Opinion

Emotional moment as Hillsborough families finally get justice

A giant banner is unveiled at St George's Hall in Liverpool after an inquest jury ruled the 96 victims in the Hillsborough disaster had been unlawfully killed
A giant banner is unveiled at St George's Hall in Liverpool after an inquest jury ruled the 96 victims in the Hillsborough disaster had been unlawfully killed A giant banner is unveiled at St George's Hall in Liverpool after an inquest jury ruled the 96 victims in the Hillsborough disaster had been unlawfully killed

IT was an emotional moment when the jury in the Hillsborough disaster returned their verdict this week.

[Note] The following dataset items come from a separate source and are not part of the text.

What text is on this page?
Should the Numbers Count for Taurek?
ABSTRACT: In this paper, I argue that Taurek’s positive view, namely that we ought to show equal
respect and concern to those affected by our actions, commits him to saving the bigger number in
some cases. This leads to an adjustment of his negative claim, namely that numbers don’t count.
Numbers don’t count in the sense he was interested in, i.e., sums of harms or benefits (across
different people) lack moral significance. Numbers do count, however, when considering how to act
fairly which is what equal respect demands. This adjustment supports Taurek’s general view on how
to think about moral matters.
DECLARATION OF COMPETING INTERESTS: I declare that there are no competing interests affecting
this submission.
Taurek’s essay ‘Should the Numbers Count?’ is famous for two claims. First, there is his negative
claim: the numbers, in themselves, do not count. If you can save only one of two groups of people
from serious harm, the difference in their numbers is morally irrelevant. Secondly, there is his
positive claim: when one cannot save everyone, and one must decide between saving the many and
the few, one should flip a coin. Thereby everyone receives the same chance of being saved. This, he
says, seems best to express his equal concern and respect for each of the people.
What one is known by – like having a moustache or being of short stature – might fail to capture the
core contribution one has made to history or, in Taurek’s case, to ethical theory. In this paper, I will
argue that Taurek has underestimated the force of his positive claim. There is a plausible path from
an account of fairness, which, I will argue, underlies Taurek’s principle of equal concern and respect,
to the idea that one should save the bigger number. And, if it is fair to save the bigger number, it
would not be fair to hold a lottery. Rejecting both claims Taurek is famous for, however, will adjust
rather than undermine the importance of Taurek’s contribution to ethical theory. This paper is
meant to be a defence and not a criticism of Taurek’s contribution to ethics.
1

Emotional even as an observer, I can only imagine how it felt for the families of those who had waited 27 years and 11 long days for justice and for a city that has never stopped mourning.

As the relatives stood outside Warrington court house, where the two-year long inquest had taken place, and sang Anfield anthem You'll Never Walk Alone, one woman looked to the sky while clutching a picture of her loved one.

While the campaigning families, who never gave up their quest for justice already knew the truth - that the 96 football fans who died were unlawfully killed - any suggestion that they may have contributed to their own deaths has now been removed.

The jury decided police commander Chief Superintendent David Duckenfield's actions amounted to "gross negligence" due to a breach of his duty of care to fans on the day of the disaster.

Police also delayed in declaring an emergency situation and therefore the ambulance response to the unfolding horror at the Hillsborough stadium during a match between Liverpool and Nottingham Forest was fatally slow.

The decision to open the Leppings Lane gate proved catastrophic - all things that have been highlighted before but now that negligence has been officially acknowledged.

The formidable families of the 96 victims have won the admiration of many for their refusal to bow down to the power of the establishment.

When the Hillsborough Independent Panel’s findings - published on September 2012 - paved the way for the new inquests there was hope that the discredited inquests of 1990/1991 could be overturned.

That hope is now reality.

Both the panel investigation, inquests and now fresh criminal investigation amount to the biggest inquiry of its type in British history.

The families have waited 27 years, a lifetime and more for some of those that died. Of the 96 victims, 71 were aged between 10 and 27 at the time.

There were 58 children left without a parent following the tragedy. Among the dead was Inger Shah (38) a single mother who regularly travelled from London to support Liverpool, after her death her two children were taken into care.

Some of those who fought like lions for the truth didn't live to see Tuesday's verdict.

Anne Williams, who campaigned for justice for her beloved 15-year-old son Kevin even throughout her battle with cancer, died in 2013.

She dedicated her life to challenging flawed medical evidence accepted at the original inquest, and its verdict of accidental death. She always rejected the inquest's 3.15pm evidence "cut-off" because she discovered her wee boy died in the arms of special police constable, Debra Martin, at 4pm. Just before he died, he called out for his mother.

Tuesday's verdict should act as her legacy.

On Tuesday the names of the dead were read out in turn as the jury delivered the cause of death in each case, a difficult but important moment.

Back then the Thatcher administration did all in its power to cover up any official wrongdoing and blame was wrongly attributed to the victims.

The wait isn't over, it could be another year before the CPS decide if criminal charges are to be brought against those who were negligent on that day. Had affirmative action been taken the independent review panel found 41 lives may have been saved.

Needless deaths, long waits and arduous fights for justice, smearing of victims and family members who have literally died waiting on answers.

All sounds depressingly familiar doesn't it?

Here in Northern Ireland innocents also died needlessly albeit it in a very different environment and amid political turmoil.

However, the British government's response was remarkably similar, in fact the response in diverting blame from the establishment and onto victims had been a well used tactic in operation since the early 1970s.

I hope the findings on Tuesday will give some peace and help with the healing of those families who lost loved ones and the hundreds more injured on that awful day.

It should also serve as a reminder that justice has no sell by date and when victims refuse to be silenced and a community are determined to support their quest for truth then anything is possible.